At 12, she had to choose between French, Spanish, German as a foreign language. She picked French, “I chose to learn French because I thought it was a very beautiful and romantic language.”
When she was 19 years old, she started to study Russian and then Chinese and Vietnamese soon followed. During the same time, Denise had a chance to further immerse herself in Russian at the Military Interpreter Academy in Uppsala. She also did military service as a military interpreter in Russian. From 2011 to 2013 Denise worked as a diplomat at the Swedish Embassy in Moscow.
She did military service when she was 19. Photo courtesy of Denise Sandquist/Fika |
“Before I started to study Russian, I did not know anything about the country. To me, it was this immense, cold country. I wanted to study Russian since I wanted to become a diplomat,” explained Denise, who is also a graduate of the Stockholm School of Economics.
After Russia, she backpacked throughout Southeast Asia and visited Vietnam for the first time in 2013 and then moved to China in September 2013 and lived in China until January 2015. When visiting China, Denise studied Chinese in Nanning. She decided to study Chinese because she thought it would be good for her future. She could learn Chinese quite fast since her classmates were all Asian while studying in China. After living in Thailand for a short while training and winning her first muay thai fight on K.O. in Thailand, Denise moved to Vietnam to teach English and started studying Vietnamese on her own.
She was one month old when she was adopted by a Swedish couple. Photo courtesy of Denise Sandquist/Fika |
During an internship in Ho Chi Minh City at the end of 2016, she posted on Facebook that she was searching for her biological mother. The post went viral and after 18 days of media coverage Denise and her Vietnamese mother were reunited. The reunion motivated her to learn Vietnamese.
Denise has been studying Vietnamese for about two years since she found her Vietnamese mother.
The ability to speak six languages fluently makes her a truly global citizen. With an analytical mind for business and a finance major, including a period at Goldman Sachs, she saw Vietnam as a land full of potential and returned to live and work at the end of 2018.
On one of her volunteer trips to support children in Vietnam. Photo courtesy of Denise Sandquist/Fika |
“I had lived in Russia, China, Thailand, Tunisia, Sweden and the UK, but the opportunities and the dynamics of Vietnam as a market drew me in. I think that Vietnamese people are naturally entrepreneurial – they have their full-time job, and then a side hustle,” said Fika’s CEO Denise. “It’s a very exciting environment. Also, I couldn’t live in a country where I wouldn’t like the food, the people, and the weather. The decision came quite naturally.”
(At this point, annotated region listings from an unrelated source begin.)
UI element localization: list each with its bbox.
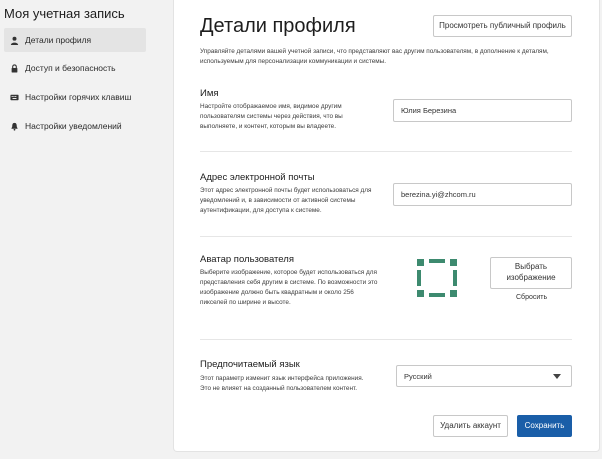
language-select[interactable]: Русский	[396, 365, 572, 387]
email-section-description: Этот адрес электронной почты будет испол…	[200, 187, 372, 214]
sidebar-title: Моя учетная запись	[4, 6, 125, 21]
delete-account-button[interactable]: Удалить аккаунт	[433, 415, 508, 437]
profile-details-panel: Детали профиля Просмотреть публичный про…	[173, 0, 600, 452]
language-section-description: Этот параметр изменит язык интерфейса пр…	[200, 375, 364, 392]
view-public-profile-button[interactable]: Просмотреть публичный профиль	[433, 15, 572, 37]
reset-avatar-link[interactable]: Сбросить	[516, 294, 547, 301]
intro-text: Управляйте деталями вашей учетной записи…	[200, 48, 549, 65]
language-select-value: Русский	[404, 371, 432, 381]
language-section-title: Предпочитаемый язык	[200, 359, 300, 370]
email-input[interactable]: berezina.yi@zhcom.ru	[393, 183, 572, 206]
sidebar-item-label: Детали профиля	[25, 35, 92, 45]
page-title: Детали профиля	[200, 15, 356, 37]
chevron-down-icon	[553, 374, 561, 379]
sidebar: Моя учетная запись Детали профиля Доступ…	[0, 0, 170, 459]
sidebar-item-shortcuts[interactable]: Настройки горячих клавиш	[4, 85, 146, 109]
sidebar-item-access-security[interactable]: Доступ и безопасность	[4, 56, 146, 80]
save-button[interactable]: Сохранить	[517, 415, 572, 437]
section-divider	[200, 339, 572, 340]
name-section-description: Настройте отображаемое имя, видимое друг…	[200, 103, 343, 130]
choose-image-button[interactable]: Выбрать изображение	[490, 257, 572, 289]
sidebar-item-profile-details[interactable]: Детали профиля	[4, 28, 146, 52]
section-divider	[200, 236, 572, 237]
lock-icon	[10, 63, 19, 73]
person-icon	[10, 36, 19, 45]
sidebar-item-notifications[interactable]: Настройки уведомлений	[4, 114, 146, 138]
user-avatar	[414, 257, 460, 299]
sidebar-item-label: Настройки уведомлений	[25, 121, 122, 131]
avatar-section-title: Аватар пользователя	[200, 254, 294, 265]
sidebar-item-label: Настройки горячих клавиш	[25, 92, 132, 102]
bell-icon	[10, 122, 19, 131]
keyboard-icon	[10, 93, 19, 102]
sidebar-item-label: Доступ и безопасность	[25, 63, 116, 73]
display-name-input[interactable]: Юлия Березина	[393, 99, 572, 122]
avatar-section-description: Выберите изображение, которое будет испо…	[200, 269, 378, 306]
name-section-title: Имя	[200, 88, 219, 99]
email-section-title: Адрес электронной почты	[200, 172, 315, 183]
section-divider	[200, 151, 572, 152]
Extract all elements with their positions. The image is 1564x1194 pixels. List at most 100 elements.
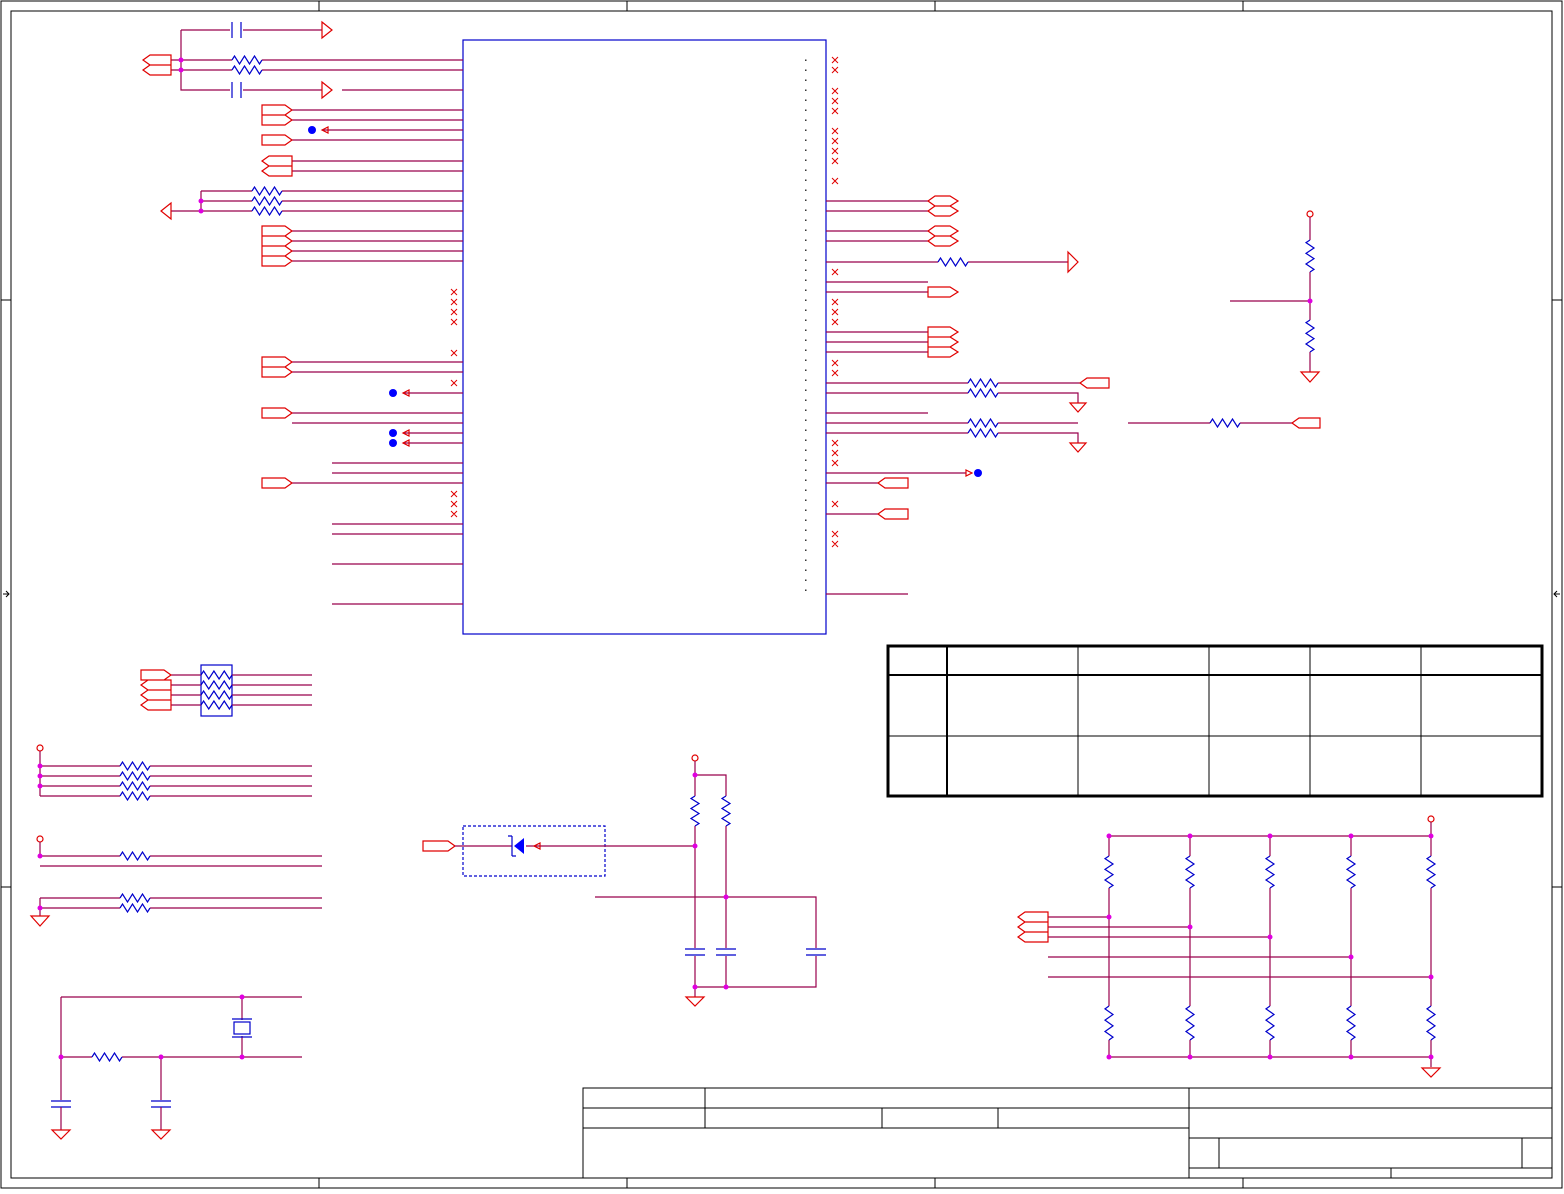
option-table [886,644,1544,798]
resistor-symbol [119,760,151,772]
resistor-symbol [91,1051,123,1063]
resistor-symbol [251,205,283,217]
ic-pin-mark [805,209,807,211]
resistor-symbol [967,427,999,439]
ic-pin-mark [805,449,807,451]
ic-pin-mark [805,79,807,81]
ic-pin-mark [805,549,807,551]
resistor-symbol [119,892,151,904]
resistor-symbol [1184,855,1196,889]
ic-pin-mark [805,369,807,371]
resistor-symbol [119,850,151,862]
ic-pin-mark [805,189,807,191]
resistor-symbol [1103,855,1115,889]
resistor-symbol [1304,239,1316,273]
resistor-symbol [1345,855,1357,889]
ic-pin-mark [805,339,807,341]
ic-pin-mark [805,479,807,481]
left-input-ports [160,104,463,605]
ic-pin-mark [805,109,807,111]
ic-pin-mark [805,439,807,441]
title-block [582,1087,1553,1179]
ic-pin-mark [805,389,807,391]
ic-pin-mark [805,329,807,331]
ic-pin-mark [805,539,807,541]
ic-pin-mark [805,559,807,561]
resistor-symbol [1345,1005,1357,1041]
crystal-oscillator [50,994,302,1140]
ic-pin-mark [805,159,807,161]
resistor-symbol [1264,1005,1276,1041]
resistor-symbol [1184,1005,1196,1041]
ic-pin-mark [805,289,807,291]
resistor-symbol [119,770,151,782]
ic-pin-mark [805,429,807,431]
ic-pin-mark [805,139,807,141]
resistor-ladder [1016,815,1442,1078]
resistor-symbol [937,256,969,268]
resistor-symbol [231,64,263,76]
resistor-symbol [251,195,283,207]
ic-pin-mark [805,99,807,101]
ic-pin-mark [805,569,807,571]
ic-pin-mark [805,249,807,251]
ic-pin-mark [805,59,807,61]
resistor-symbol [200,669,233,681]
schematic-sheet [0,0,1564,1190]
resistor-symbol [200,679,233,691]
ic-pin-mark [805,409,807,411]
ic-pin-mark [805,469,807,471]
voltage-divider [1128,210,1321,429]
ic-pin-mark [805,399,807,401]
ic-pin-mark [805,509,807,511]
resistor-symbol [1209,417,1241,429]
ic-pin-mark [805,259,807,261]
resistor-symbol [967,417,999,429]
resistor-pack [139,664,312,717]
ic-pin-mark [805,419,807,421]
ic-pin-mark [805,279,807,281]
ic-pin-mark [805,229,807,231]
resistor-symbol [200,699,233,711]
ic-pin-mark [805,499,807,501]
ic-pin-mark [805,219,807,221]
resistor-symbol [689,795,701,827]
resistor-symbol [251,185,283,197]
ic-pin-mark [805,69,807,71]
resistor-symbol [119,780,151,792]
sheet-frame [0,0,1563,1189]
resistor-symbol [1304,319,1316,353]
resistor-symbol [200,689,233,701]
right-output-ports [826,56,1110,595]
pull-up-resistors [29,744,322,927]
schematic-canvas [0,0,1563,1189]
ic-pin-mark [805,349,807,351]
resistor-symbol [231,54,263,66]
resistor-symbol [967,387,999,399]
resistor-symbol [1103,1005,1115,1041]
ic-pin-mark [805,579,807,581]
ic-pin-mark [805,459,807,461]
ic-pin-mark [805,489,807,491]
ic-pin-stubs [805,59,807,591]
ic-pin-mark [805,239,807,241]
reset-network [422,754,826,1007]
ic-pin-mark [805,319,807,321]
ic-pin-mark [805,149,807,151]
resistor-symbol [119,902,151,914]
resistor-symbol [119,790,151,802]
ic-pin-mark [805,129,807,131]
ic-pin-mark [805,269,807,271]
ic-pin-mark [805,359,807,361]
ic-pin-mark [805,179,807,181]
top-clock-network [141,20,463,100]
resistor-symbol [1264,855,1276,889]
resistor-symbols [91,54,1437,1063]
main-ic-body [462,39,827,635]
ic-pin-mark [805,379,807,381]
ic-pin-mark [805,529,807,531]
ic-pin-mark [805,519,807,521]
resistor-symbol [720,795,732,827]
ic-pin-mark [805,589,807,591]
ic-pin-mark [805,169,807,171]
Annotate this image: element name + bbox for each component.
Born in 1991 in Hanoi, Vietnam, Denise Sandquist was adopted by a Swedish couple when she was 3 weeks old. Twenty-five years later, armed with a few names, an old birth certificate, and a Facebook page, she managed to find the proverbial needle in the haystack and met her biological mother for the first time. This emotional reunion sent this young entrepreneur on a quest to help people build meaningful connections and the idea of a dating app for Asian users started brewing.